Broglio’s remarks come less than a month after news broke that a woman identifying as a man had attended seminary and was living a religious vocation as a male hermit in Kentucky, with the apparent approval of Bishop John Stowe, who leads the Diocese of Lexington.

In his speech to the bishops, Broglio quoted heavily from Pope Francis and his recent document on gender theory.

“We are grateful for the recent declaration Dignitas Infinita from the Dicastery for the Doctrine of the Faith. There we read a clear message about many issues that plague our times. In particular, ‘Regarding gender theory, whose scientific coherence is the subject of considerable debate among experts, the Church recalls that human life in all its dimensions, both physical and spiritual, is a gift from God,’” he said.

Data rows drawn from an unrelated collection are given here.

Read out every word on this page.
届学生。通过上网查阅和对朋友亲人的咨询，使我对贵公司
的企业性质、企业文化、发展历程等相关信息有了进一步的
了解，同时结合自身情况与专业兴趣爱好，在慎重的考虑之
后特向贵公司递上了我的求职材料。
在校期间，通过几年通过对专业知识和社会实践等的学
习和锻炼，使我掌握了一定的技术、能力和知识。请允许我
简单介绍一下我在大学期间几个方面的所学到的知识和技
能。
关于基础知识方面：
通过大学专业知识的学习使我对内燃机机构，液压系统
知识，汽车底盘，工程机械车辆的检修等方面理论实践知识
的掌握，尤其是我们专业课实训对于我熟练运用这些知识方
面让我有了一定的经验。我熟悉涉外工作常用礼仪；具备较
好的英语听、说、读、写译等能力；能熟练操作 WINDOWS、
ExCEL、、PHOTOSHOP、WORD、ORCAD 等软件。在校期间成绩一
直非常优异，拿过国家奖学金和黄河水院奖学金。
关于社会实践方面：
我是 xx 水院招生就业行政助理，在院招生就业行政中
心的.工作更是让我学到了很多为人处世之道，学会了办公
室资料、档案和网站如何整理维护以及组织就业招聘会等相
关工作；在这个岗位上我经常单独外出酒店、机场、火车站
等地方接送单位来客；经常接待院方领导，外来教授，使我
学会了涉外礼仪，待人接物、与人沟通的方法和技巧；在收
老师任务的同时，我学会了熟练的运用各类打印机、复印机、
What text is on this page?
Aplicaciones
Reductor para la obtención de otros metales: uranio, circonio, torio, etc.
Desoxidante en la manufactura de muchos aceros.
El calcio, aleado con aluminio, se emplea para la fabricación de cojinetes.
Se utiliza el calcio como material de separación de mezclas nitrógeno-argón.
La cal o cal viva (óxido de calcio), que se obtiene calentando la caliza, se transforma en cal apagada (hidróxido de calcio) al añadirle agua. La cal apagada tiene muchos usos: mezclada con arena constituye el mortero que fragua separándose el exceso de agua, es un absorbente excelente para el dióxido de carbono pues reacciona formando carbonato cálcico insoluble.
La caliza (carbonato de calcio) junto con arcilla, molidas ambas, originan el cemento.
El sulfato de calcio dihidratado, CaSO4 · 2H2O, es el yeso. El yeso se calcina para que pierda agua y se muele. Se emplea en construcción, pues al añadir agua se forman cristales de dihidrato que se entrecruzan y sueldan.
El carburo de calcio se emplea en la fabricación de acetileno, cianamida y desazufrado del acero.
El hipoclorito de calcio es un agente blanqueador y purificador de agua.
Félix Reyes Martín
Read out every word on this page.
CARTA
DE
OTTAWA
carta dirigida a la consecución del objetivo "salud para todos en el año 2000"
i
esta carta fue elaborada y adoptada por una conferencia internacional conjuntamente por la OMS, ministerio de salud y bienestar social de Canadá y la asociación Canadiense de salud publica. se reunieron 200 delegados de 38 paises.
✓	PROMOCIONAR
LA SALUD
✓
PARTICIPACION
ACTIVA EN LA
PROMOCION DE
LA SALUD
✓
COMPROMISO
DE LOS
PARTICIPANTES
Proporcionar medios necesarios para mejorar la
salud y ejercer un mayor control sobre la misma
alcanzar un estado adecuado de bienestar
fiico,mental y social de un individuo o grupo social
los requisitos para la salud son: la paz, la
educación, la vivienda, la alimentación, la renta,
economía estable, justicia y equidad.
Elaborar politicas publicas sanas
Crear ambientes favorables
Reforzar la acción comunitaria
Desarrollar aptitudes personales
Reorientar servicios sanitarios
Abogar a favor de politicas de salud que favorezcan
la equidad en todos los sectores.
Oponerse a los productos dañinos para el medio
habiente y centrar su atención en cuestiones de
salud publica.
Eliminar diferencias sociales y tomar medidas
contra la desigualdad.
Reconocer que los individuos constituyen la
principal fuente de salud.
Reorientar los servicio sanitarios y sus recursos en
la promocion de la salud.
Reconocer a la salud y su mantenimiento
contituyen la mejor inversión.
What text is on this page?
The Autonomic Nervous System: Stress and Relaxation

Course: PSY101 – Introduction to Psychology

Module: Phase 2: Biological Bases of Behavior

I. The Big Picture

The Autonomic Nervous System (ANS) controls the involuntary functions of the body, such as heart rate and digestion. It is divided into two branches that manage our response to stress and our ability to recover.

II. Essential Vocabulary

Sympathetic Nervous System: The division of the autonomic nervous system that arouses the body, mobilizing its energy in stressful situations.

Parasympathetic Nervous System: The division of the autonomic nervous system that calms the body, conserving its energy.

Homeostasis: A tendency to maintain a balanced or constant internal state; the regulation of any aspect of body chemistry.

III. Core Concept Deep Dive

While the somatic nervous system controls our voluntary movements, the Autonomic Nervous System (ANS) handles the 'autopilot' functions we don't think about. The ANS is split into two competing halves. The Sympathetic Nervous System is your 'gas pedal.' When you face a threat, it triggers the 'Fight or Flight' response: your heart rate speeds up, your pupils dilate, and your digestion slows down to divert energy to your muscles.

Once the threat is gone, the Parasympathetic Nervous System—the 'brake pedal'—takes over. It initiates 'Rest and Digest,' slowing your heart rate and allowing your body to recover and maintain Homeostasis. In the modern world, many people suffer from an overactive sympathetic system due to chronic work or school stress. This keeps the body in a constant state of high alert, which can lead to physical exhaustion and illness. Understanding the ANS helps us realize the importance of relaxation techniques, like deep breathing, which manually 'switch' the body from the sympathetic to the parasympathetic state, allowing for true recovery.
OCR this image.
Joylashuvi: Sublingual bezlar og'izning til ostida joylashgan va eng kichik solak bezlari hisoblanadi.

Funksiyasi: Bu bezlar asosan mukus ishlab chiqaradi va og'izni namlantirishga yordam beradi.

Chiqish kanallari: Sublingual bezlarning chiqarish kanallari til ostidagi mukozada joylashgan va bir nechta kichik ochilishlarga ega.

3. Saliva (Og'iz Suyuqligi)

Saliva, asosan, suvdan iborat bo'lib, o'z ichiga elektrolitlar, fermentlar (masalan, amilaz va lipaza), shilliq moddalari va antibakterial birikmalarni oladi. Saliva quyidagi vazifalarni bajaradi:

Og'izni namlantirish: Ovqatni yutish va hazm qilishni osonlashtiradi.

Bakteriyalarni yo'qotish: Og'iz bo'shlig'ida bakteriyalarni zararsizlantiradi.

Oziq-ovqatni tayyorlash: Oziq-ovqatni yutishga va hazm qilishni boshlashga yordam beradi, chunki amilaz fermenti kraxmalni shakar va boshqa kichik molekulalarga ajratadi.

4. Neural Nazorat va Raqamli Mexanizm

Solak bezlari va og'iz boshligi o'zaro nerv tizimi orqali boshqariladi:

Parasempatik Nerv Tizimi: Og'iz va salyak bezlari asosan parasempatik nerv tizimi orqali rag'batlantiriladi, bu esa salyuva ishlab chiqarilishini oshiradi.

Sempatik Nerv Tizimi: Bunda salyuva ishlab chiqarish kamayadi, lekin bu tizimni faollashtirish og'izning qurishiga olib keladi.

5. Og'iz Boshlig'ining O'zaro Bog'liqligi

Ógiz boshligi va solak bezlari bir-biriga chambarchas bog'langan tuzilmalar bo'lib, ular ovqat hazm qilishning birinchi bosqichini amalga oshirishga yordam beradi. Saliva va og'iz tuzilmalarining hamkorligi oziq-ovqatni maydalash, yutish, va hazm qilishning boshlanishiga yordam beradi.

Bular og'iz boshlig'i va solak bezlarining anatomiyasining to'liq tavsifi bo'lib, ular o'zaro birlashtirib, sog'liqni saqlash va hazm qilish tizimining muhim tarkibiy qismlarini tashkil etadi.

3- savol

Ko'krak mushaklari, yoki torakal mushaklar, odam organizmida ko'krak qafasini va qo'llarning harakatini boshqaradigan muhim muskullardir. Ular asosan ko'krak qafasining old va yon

“‘This gift is to be accepted with gratitude and placed at the service of the good. Desiring a personal self-determination, as gender theory prescribes, apart from this fundamental truth that human life is a gift, amounts to a concession to the age-old temptation to make oneself God, entering into competition with the true God of love revealed to us in the Gospel,’” Broglio quoted from the Vatican document.

Broglio also cited the Catechism of the Catholic Church, saying it “expressly invites us to recognize that ‘the human body shares in the dignity of ‘the image of God.’”

“Such a truth deserves to be remembered, especially when it comes to sex change, for humans are inseparably composed of both body and soul,” Broglio said.

He concluded his discourse quoting from Pope Francis again on the dignity of the human body.

“Teaching about the need to respect the natural order of the human person, Pope Francis affirmed that ‘creation is prior to us and must be received as a gift. At the same time, we are called to protect our humanity, and this means, in the first place, accepting it and respecting it as it was created.”

At a press conference at the conclusion of the first day of the meeting, Broglio fielded a question about his speech. 

Asked whether the closed-door sessions during the bishops’ meeting had included any discussions of the transgender hermit in the Diocese of Lexington and possible implications for action by the conference, Broglio said the subject had come up at the “committee levels.”

“There certainly hasn’t been any discussion in the general assembly of the bishops. There is concern that has been expressed at some of the committee levels because of the nature of what hermetic life is in the Church and also the preparation necessary for that,” Broglio said.

“And also it’s just the general honesty that should be a part of that whole process of determining a vocation and responding to that vocation. At this point, that’s basically where the discussion is,” he said.